Weakened individually, the New Orleans colleges could find strength in
each other. Many credit Tulane -- traditionally viewed as more
concerned with national research prestige than community development --
with reaching out aggressively, offering classrooms and other
facilities to help the other colleges. Tulane is now leasing some of
its facilties to the other schools, essentially giving away space as
needed to community organizations on an 'as needed' temporary basis.
They also could benefit from the national attention on New Orleans,
which may help explain why Tulane's applications are up 15 percent.
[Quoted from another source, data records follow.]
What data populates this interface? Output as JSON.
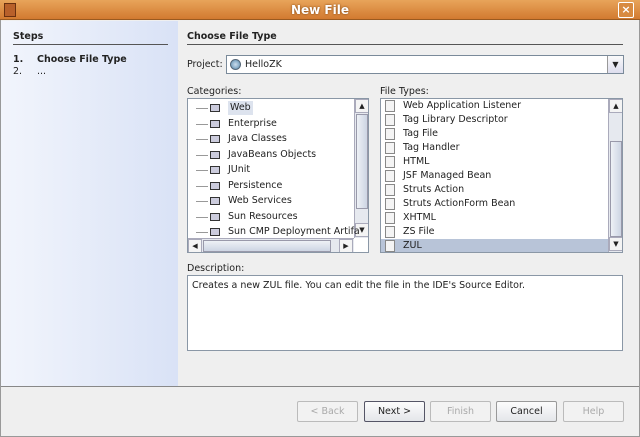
{
  "window": {
    "title": "New File"
  },
  "steps": {
    "heading": "Steps",
    "items": [
      {
        "num": "1.",
        "label": "Choose File Type"
      },
      {
        "num": "2.",
        "label": "..."
      }
    ]
  },
  "main": {
    "heading": "Choose File Type",
    "project_label": "Project:",
    "project_value": "HelloZK",
    "categories_label": "Categories:",
    "file_types_label": "File Types:",
    "description_label": "Description:",
    "description": "Creates a new ZUL file. You can edit the file in the IDE's Source Editor."
  },
  "categories": [
    "Web",
    "Enterprise",
    "Java Classes",
    "JavaBeans Objects",
    "JUnit",
    "Persistence",
    "Web Services",
    "Sun Resources",
    "Sun CMP Deployment Artifa"
  ],
  "file_types": [
    "Web Application Listener",
    "Tag Library Descriptor",
    "Tag File",
    "Tag Handler",
    "HTML",
    "JSF Managed Bean",
    "Struts Action",
    "Struts ActionForm Bean",
    "XHTML",
    "ZS File",
    "ZUL"
  ],
  "buttons": {
    "back": "< Back",
    "next": "Next >",
    "finish": "Finish",
    "cancel": "Cancel",
    "help": "Help"
  }
}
And there are stronger ties to other universities; Brown and Princeton,
for instance, provided extensive aid to Dillard, and are working on an
exchange program.
Inevitably, the New Orleans colleges will be different. But their
supporters insist they can be strong again -- and that they are poised
to take advantage of the unique opportunities created by the
hurricane.
"Today we think about the state-of-the-art climbing wall and about the
facilities that are so much a part of a modern university," said Brown
President Ruth Simmons, a Dillard alumna. "It's true that many of
those things we take for granted, they will not have. But that is not
to suggest that learning won't take place in a powerful way."
Touring Dillard's campus for the first time since the storm Friday,
junior Ciara Jeffrey shook her head at the state of the campus, even
four months into the repairs.
The elegant buildings still gleamed white, and all the pillars of the
"Avenue of Oaks" remained. But the lawns were a muddy mess, and the
buildings shells of what she remembered. In what she recalled as a
vibrant student union, she stared through the gutted walls of what
resembled a dark, unfinished basement.
"There has been a major crisis," she said. But she insisted Dillard
was still there, and recognizable.
"It's still the spirit," she said. "It's still the campus."